(CTN News) – Thousands of low-paid early childhood educators care for the nation’s poorest children, yet some facilities may be forced to decrease enrollment due to a new plan from the Biden administration that could considerably improve compensation.
The proposed federal rule by the Health and Human Services agency would mandate that Head Start programs, which are facing staffing shortages around the country, increase teacher compensation to be competitive with local public school teachers and strengthen benefits.
Over the following seven years, the requirement has the potential to increase Head Start instructors’ compensation by $10,000, according to the organization.

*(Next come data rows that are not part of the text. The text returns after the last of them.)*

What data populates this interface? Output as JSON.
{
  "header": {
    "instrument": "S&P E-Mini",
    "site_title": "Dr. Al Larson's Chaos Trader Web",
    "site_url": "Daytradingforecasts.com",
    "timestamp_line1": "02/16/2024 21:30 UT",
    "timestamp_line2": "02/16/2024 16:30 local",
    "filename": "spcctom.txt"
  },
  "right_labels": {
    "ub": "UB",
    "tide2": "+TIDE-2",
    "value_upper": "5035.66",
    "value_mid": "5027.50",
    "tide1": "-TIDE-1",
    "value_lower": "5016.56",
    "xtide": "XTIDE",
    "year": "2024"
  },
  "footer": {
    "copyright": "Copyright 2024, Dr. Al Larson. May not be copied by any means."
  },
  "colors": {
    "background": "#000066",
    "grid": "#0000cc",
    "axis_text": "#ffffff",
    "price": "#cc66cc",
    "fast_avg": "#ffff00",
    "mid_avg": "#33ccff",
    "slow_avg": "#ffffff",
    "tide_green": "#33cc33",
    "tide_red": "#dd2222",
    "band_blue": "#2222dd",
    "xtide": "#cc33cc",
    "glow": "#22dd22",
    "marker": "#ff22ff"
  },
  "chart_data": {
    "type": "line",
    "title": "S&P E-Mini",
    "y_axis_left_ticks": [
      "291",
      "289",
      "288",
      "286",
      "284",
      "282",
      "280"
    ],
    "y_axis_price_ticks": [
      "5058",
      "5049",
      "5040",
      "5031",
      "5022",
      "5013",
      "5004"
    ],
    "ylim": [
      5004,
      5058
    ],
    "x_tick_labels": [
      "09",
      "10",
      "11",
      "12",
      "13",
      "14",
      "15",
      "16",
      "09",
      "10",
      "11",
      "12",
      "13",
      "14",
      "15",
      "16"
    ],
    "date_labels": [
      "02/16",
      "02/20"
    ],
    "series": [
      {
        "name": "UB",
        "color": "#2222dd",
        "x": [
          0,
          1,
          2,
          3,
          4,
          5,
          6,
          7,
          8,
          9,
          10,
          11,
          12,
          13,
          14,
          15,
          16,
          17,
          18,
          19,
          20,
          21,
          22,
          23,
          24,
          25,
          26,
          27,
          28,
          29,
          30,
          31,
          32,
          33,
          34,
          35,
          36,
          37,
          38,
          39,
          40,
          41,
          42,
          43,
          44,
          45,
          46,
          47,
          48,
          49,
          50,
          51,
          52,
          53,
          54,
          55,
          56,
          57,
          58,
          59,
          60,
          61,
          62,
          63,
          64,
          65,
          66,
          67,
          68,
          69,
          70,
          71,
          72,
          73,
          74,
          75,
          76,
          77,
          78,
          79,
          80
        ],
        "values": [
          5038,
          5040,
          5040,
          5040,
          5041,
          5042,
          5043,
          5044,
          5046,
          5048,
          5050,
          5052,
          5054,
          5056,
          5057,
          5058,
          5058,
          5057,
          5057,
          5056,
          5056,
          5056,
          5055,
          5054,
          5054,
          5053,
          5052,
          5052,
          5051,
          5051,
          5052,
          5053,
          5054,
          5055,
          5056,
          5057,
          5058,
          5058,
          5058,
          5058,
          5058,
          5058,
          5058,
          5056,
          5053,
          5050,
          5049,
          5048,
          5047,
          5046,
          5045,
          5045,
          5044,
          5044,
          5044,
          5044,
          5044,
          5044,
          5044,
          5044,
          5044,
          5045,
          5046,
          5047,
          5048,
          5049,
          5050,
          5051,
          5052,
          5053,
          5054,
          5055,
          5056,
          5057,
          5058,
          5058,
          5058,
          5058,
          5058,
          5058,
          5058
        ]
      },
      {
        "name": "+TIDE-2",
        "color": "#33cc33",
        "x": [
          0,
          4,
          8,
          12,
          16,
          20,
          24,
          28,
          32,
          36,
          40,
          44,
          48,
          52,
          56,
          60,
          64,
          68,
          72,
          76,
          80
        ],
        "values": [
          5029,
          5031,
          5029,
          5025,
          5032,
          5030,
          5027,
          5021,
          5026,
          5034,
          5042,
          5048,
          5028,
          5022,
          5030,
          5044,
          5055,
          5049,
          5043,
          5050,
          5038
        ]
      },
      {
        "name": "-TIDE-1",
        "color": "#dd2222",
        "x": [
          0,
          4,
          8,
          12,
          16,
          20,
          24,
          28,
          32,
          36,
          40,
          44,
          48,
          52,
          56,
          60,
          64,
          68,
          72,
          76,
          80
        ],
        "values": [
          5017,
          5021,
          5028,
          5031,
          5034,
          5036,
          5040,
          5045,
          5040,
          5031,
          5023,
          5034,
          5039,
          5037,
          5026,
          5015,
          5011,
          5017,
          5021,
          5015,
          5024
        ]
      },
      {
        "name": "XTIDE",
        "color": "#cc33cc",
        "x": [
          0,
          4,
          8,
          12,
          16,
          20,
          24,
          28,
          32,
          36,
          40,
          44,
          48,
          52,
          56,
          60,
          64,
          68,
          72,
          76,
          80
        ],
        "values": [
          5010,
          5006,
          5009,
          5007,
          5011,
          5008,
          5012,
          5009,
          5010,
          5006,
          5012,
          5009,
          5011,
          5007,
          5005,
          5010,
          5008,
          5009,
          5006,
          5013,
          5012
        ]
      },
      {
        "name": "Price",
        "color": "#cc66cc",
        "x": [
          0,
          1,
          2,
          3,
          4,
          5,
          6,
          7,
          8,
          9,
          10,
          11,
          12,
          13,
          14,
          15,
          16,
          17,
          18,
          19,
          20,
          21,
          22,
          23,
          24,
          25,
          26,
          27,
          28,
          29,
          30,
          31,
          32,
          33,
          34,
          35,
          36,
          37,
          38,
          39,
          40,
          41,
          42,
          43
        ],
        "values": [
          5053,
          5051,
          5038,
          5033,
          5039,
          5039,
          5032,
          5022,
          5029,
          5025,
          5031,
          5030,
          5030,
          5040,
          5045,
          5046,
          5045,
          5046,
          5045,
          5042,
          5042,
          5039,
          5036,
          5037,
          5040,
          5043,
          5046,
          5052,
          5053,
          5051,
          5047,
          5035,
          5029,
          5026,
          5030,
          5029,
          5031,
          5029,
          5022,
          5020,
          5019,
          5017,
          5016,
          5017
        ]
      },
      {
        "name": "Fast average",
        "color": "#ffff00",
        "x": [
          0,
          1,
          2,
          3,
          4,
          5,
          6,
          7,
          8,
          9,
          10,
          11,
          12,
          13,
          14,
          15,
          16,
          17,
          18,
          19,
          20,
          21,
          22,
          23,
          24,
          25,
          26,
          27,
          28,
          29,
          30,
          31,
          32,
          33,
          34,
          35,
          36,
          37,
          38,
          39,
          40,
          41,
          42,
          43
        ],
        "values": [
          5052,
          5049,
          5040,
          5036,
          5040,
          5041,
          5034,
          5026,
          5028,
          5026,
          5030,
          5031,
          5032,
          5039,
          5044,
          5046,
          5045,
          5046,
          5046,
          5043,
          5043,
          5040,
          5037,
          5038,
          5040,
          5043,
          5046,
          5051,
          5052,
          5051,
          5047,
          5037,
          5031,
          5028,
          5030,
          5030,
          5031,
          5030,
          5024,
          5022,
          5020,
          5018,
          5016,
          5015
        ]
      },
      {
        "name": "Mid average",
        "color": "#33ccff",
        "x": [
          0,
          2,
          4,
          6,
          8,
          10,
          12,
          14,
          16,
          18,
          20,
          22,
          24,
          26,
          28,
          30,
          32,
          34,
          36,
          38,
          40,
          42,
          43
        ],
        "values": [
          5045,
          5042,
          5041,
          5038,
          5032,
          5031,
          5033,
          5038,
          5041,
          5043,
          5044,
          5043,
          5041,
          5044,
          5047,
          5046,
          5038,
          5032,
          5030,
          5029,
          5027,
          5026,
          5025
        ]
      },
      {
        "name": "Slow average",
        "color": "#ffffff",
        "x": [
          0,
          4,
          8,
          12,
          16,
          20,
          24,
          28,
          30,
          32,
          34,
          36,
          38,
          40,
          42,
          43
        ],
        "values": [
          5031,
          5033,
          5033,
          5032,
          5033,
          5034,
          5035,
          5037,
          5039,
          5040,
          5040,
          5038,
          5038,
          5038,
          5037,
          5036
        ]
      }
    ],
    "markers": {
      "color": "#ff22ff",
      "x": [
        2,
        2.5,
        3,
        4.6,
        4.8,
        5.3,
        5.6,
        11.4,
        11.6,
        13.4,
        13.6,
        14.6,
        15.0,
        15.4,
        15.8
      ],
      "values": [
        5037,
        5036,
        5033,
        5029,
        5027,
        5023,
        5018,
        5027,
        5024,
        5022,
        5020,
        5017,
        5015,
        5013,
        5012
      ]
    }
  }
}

“Early educators make poverty wages in many places,” commented Anna Markowitz, a professor from the University of California, Los Angeles, who has researched the turnover and wages in Head Start. “The effects of these low wages are substantial.” “We should not have waited for the turnover to become a major crisis,” she remarked.
Even though many Head Start teachers are required to hold a bachelor’s degree, they earn an average of $39,000 per year—much less than teachers with comparable degrees.
The federal government estimates that one out of every five Head Start instructors departed their classroom last year, increasing teacher turnover in the prior decade.
Because of that, issues have arisen for the country’s youngest students: Class sizes are decreasing, and waitlists are growing. The National Head Start Association reports that up to 275,000 children are on waiting lists for preschool programs across the country.
Locally administered classrooms in public and private schools, community centers, daycares and preschools provide free education and care to infants, toddlers, and preschoolers through this federally supported program. Head Start receives almost $12 billion in funding from taxpayers, serving around 1 million children.
Impact of Biden’s $1 Billion Head Start Proposal: Higher Salaries for Teachers, Possible Cut in Program Slots
However, if Congress does not allocate additional funds for the program and teacher pay increases, the number of students enrolled in schools could decrease. This year, Biden requested an extra $1 billion for Head Start from Congress.
“One potential impact could be a reduction in Head Start slots in some programs as a result of these necessary reforms in order to ensure the quality of services delivered,” the rule states.
The Cincinnati-Hamilton County Community Action Agency’s vice president for early childhood education, Renee Daniel, stated that staffing shortages are preventing Head Start from serving over 2,000 students in the city. Currently, slightly over 1,500 children are enrolled in the program.